The government decided that they would go on the attack over these matters today. In question time today the Minister for Families, Housing, Community Services and Indigenous Affairs, Ms Macklin, stood up in the other chamber and quoted from my recent budget newsletter that went out to thousands of households across the western suburbs of Adelaide. She decided to attack me for saying:
… the Labor Government has once again shown its mean and tricky colours by raising the retirement age …
I stand wholeheartedly by that comment in the newsletter. Whatever Ms Macklin might wish to say in the House of Representatives about the fact that the opposition allowed the legislation to go through today on the age pension rise, it makes no difference to the fact that the government’s approach on this matter was mean and tricky. It was mean and tricky because there was no consultation, discussion or dialogue. Future generations of Australians, with absolutely no input into this decision and no opportunity to comment, will find themselves paying the price for it.

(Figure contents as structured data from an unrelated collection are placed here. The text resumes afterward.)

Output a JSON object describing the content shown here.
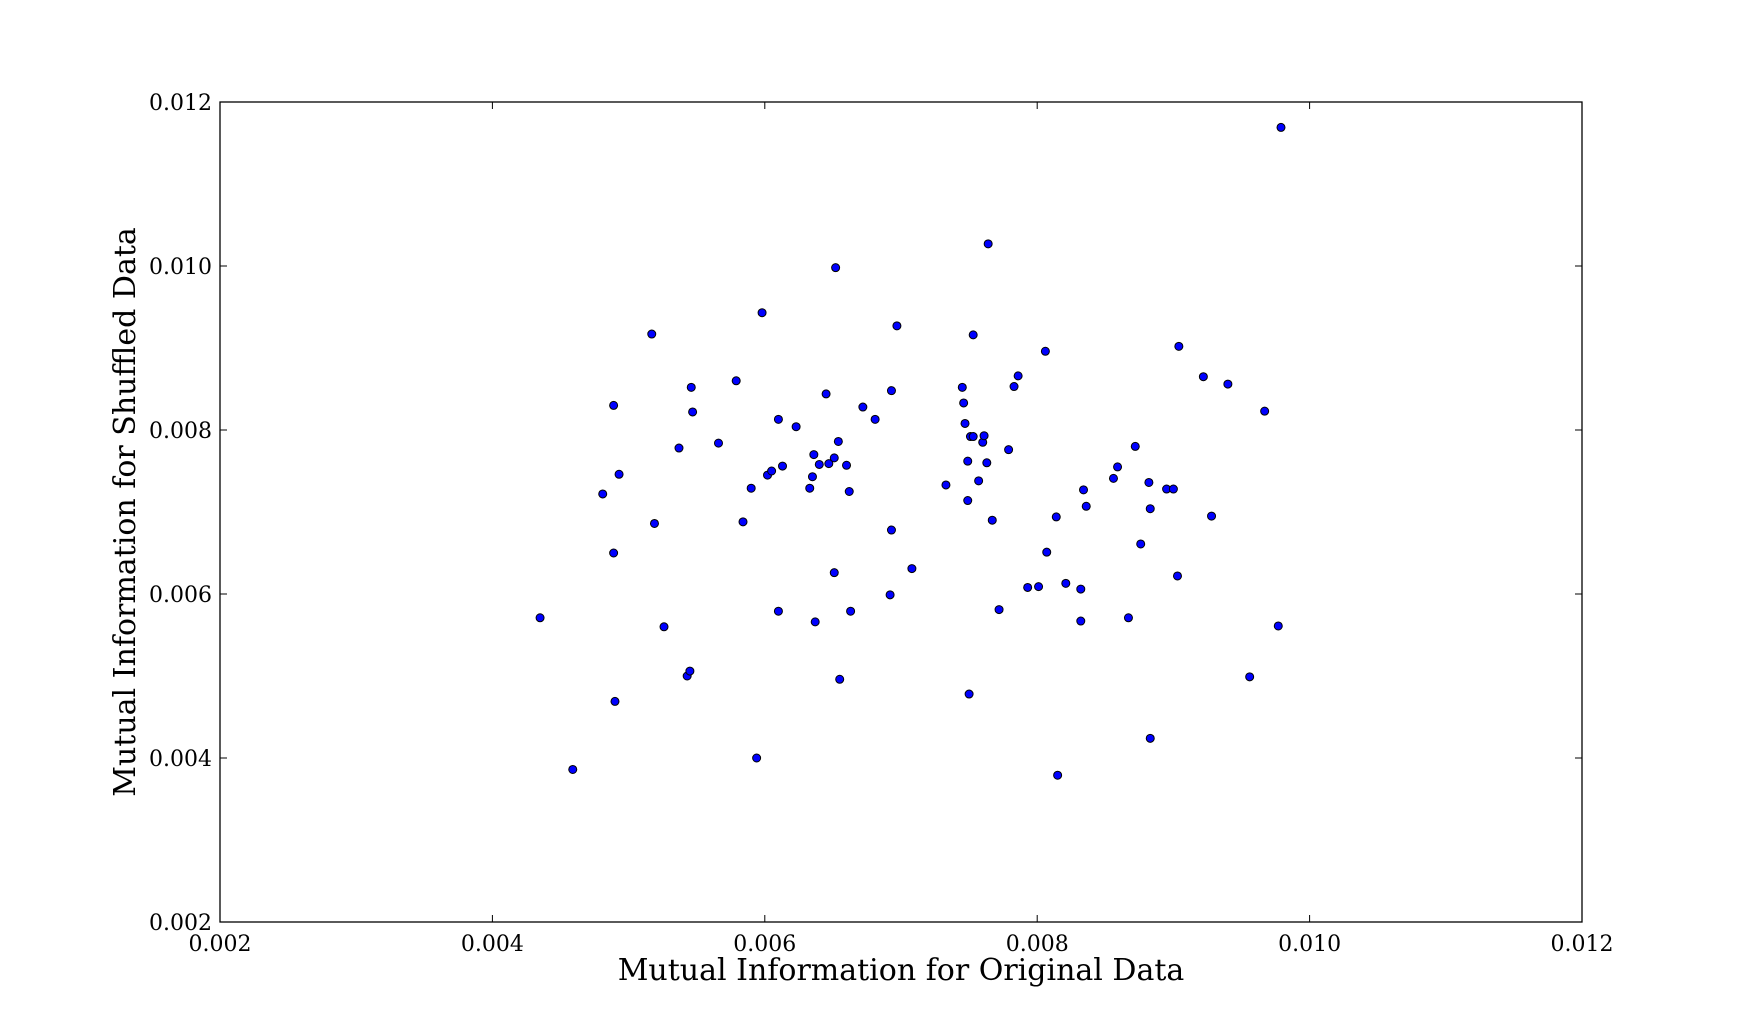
{
  "chart_data": {
    "type": "scatter",
    "title": "",
    "xlabel": "Mutual Information for Original Data",
    "ylabel": "Mutual Information for Shuffled Data",
    "xlim": [
      0.002,
      0.012
    ],
    "ylim": [
      0.002,
      0.012
    ],
    "x_ticks": [
      "0.002",
      "0.004",
      "0.006",
      "0.008",
      "0.010",
      "0.012"
    ],
    "y_ticks": [
      "0.002",
      "0.004",
      "0.006",
      "0.008",
      "0.010",
      "0.012"
    ],
    "grid": false,
    "marker_color": "#0000ff",
    "marker_edge_color": "#000000",
    "points": [
      [
        0.00435,
        0.00571
      ],
      [
        0.00459,
        0.00386
      ],
      [
        0.00481,
        0.00722
      ],
      [
        0.00489,
        0.0083
      ],
      [
        0.00489,
        0.0065
      ],
      [
        0.0049,
        0.00469
      ],
      [
        0.00493,
        0.00746
      ],
      [
        0.00517,
        0.00917
      ],
      [
        0.00519,
        0.00686
      ],
      [
        0.00526,
        0.0056
      ],
      [
        0.00537,
        0.00778
      ],
      [
        0.00543,
        0.005
      ],
      [
        0.00545,
        0.00506
      ],
      [
        0.00546,
        0.00852
      ],
      [
        0.00547,
        0.00822
      ],
      [
        0.00566,
        0.00784
      ],
      [
        0.00579,
        0.0086
      ],
      [
        0.00584,
        0.00688
      ],
      [
        0.0059,
        0.00729
      ],
      [
        0.00594,
        0.004
      ],
      [
        0.00598,
        0.00943
      ],
      [
        0.00602,
        0.00745
      ],
      [
        0.00605,
        0.0075
      ],
      [
        0.0061,
        0.00813
      ],
      [
        0.0061,
        0.00579
      ],
      [
        0.00613,
        0.00756
      ],
      [
        0.00623,
        0.00804
      ],
      [
        0.00633,
        0.00729
      ],
      [
        0.00635,
        0.00743
      ],
      [
        0.00636,
        0.0077
      ],
      [
        0.00637,
        0.00566
      ],
      [
        0.0064,
        0.00758
      ],
      [
        0.00645,
        0.00844
      ],
      [
        0.00647,
        0.00759
      ],
      [
        0.00651,
        0.00626
      ],
      [
        0.00651,
        0.00766
      ],
      [
        0.00652,
        0.00998
      ],
      [
        0.00654,
        0.00786
      ],
      [
        0.00655,
        0.00496
      ],
      [
        0.0066,
        0.00757
      ],
      [
        0.00662,
        0.00725
      ],
      [
        0.00663,
        0.00579
      ],
      [
        0.00672,
        0.00828
      ],
      [
        0.00681,
        0.00813
      ],
      [
        0.00692,
        0.00599
      ],
      [
        0.00693,
        0.00678
      ],
      [
        0.00693,
        0.00848
      ],
      [
        0.00697,
        0.00927
      ],
      [
        0.00708,
        0.00631
      ],
      [
        0.00733,
        0.00733
      ],
      [
        0.00745,
        0.00852
      ],
      [
        0.00746,
        0.00833
      ],
      [
        0.00747,
        0.00808
      ],
      [
        0.00749,
        0.00714
      ],
      [
        0.00749,
        0.00762
      ],
      [
        0.0075,
        0.00478
      ],
      [
        0.00751,
        0.00792
      ],
      [
        0.00753,
        0.00792
      ],
      [
        0.00753,
        0.00916
      ],
      [
        0.00757,
        0.00738
      ],
      [
        0.0076,
        0.00785
      ],
      [
        0.00761,
        0.00793
      ],
      [
        0.00763,
        0.0076
      ],
      [
        0.00764,
        0.01027
      ],
      [
        0.00767,
        0.0069
      ],
      [
        0.00772,
        0.00581
      ],
      [
        0.00779,
        0.00776
      ],
      [
        0.00783,
        0.00853
      ],
      [
        0.00786,
        0.00866
      ],
      [
        0.00793,
        0.00608
      ],
      [
        0.00801,
        0.00609
      ],
      [
        0.00806,
        0.00896
      ],
      [
        0.00807,
        0.00651
      ],
      [
        0.00814,
        0.00694
      ],
      [
        0.00815,
        0.00379
      ],
      [
        0.00821,
        0.00613
      ],
      [
        0.00832,
        0.00606
      ],
      [
        0.00832,
        0.00567
      ],
      [
        0.00834,
        0.00727
      ],
      [
        0.00836,
        0.00707
      ],
      [
        0.00856,
        0.00741
      ],
      [
        0.00859,
        0.00755
      ],
      [
        0.00867,
        0.00571
      ],
      [
        0.00872,
        0.0078
      ],
      [
        0.00876,
        0.00661
      ],
      [
        0.00882,
        0.00736
      ],
      [
        0.00883,
        0.00704
      ],
      [
        0.00883,
        0.00424
      ],
      [
        0.00895,
        0.00728
      ],
      [
        0.009,
        0.00728
      ],
      [
        0.00903,
        0.00622
      ],
      [
        0.00904,
        0.00902
      ],
      [
        0.00922,
        0.00865
      ],
      [
        0.00928,
        0.00695
      ],
      [
        0.0094,
        0.00856
      ],
      [
        0.00956,
        0.00499
      ],
      [
        0.00967,
        0.00823
      ],
      [
        0.00977,
        0.00561
      ],
      [
        0.00979,
        0.01169
      ]
    ]
  }
}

There are many other ways in which this government and this budget let down Australians of all ages and, especially, future generations of Australians. The most important area, which I will finish on, relates to Labor’s debt. Future generations of Australian taxpayers will have to pay this debt off. Dollar by dollar they will have to pay it off. First of all they will suffer just by having to service the debt. Future taxpayers, although it starts with today’s taxpayers, will fork out billions of dollars each year in their taxes just to service Labor’s current debt. Those billions of dollars will mean less money for health care, schools, the environment and water, which is another area tragically overlooked in this budget. There will be less money in each and every budget of Australian governments of the future thanks to the profligate spending of the Rudd government in this budget.
We have seen the charade of the Prime Minister and the Treasurer when asked about those debt levels—ducking, dodging, weaving and doing the best they possibly can to avoid admitting what those debt levels may be. The budget papers make it clear that we are headed towards a $188 billion debt over the forward estimates. After much ducking, dodging and weaving the Prime Minister invented the term ‘peak debt’, which is allegedly $315 billion. That figure assumes the government lives up to its promise of having only a two per cent growth rate in spending, but after just 18 months of this government we know that that is an impossible promise for it to keep. The idea that peak debt will be $315 billion while this Prime Minister, Treasurer and government remain in charge of the Treasury coffers is just laughable, and future generations will pay for it.
This is a tragic budget for Australia. It undoes so much of the good work that had been done over the previous decade. It leaves a legacy for future generations that they will have to pay for. That is a sad day for Australia; it is unfortunate that the government has dug this hole and I regret deeply that younger Australians in particular will be paying the price for it for years and decades to come.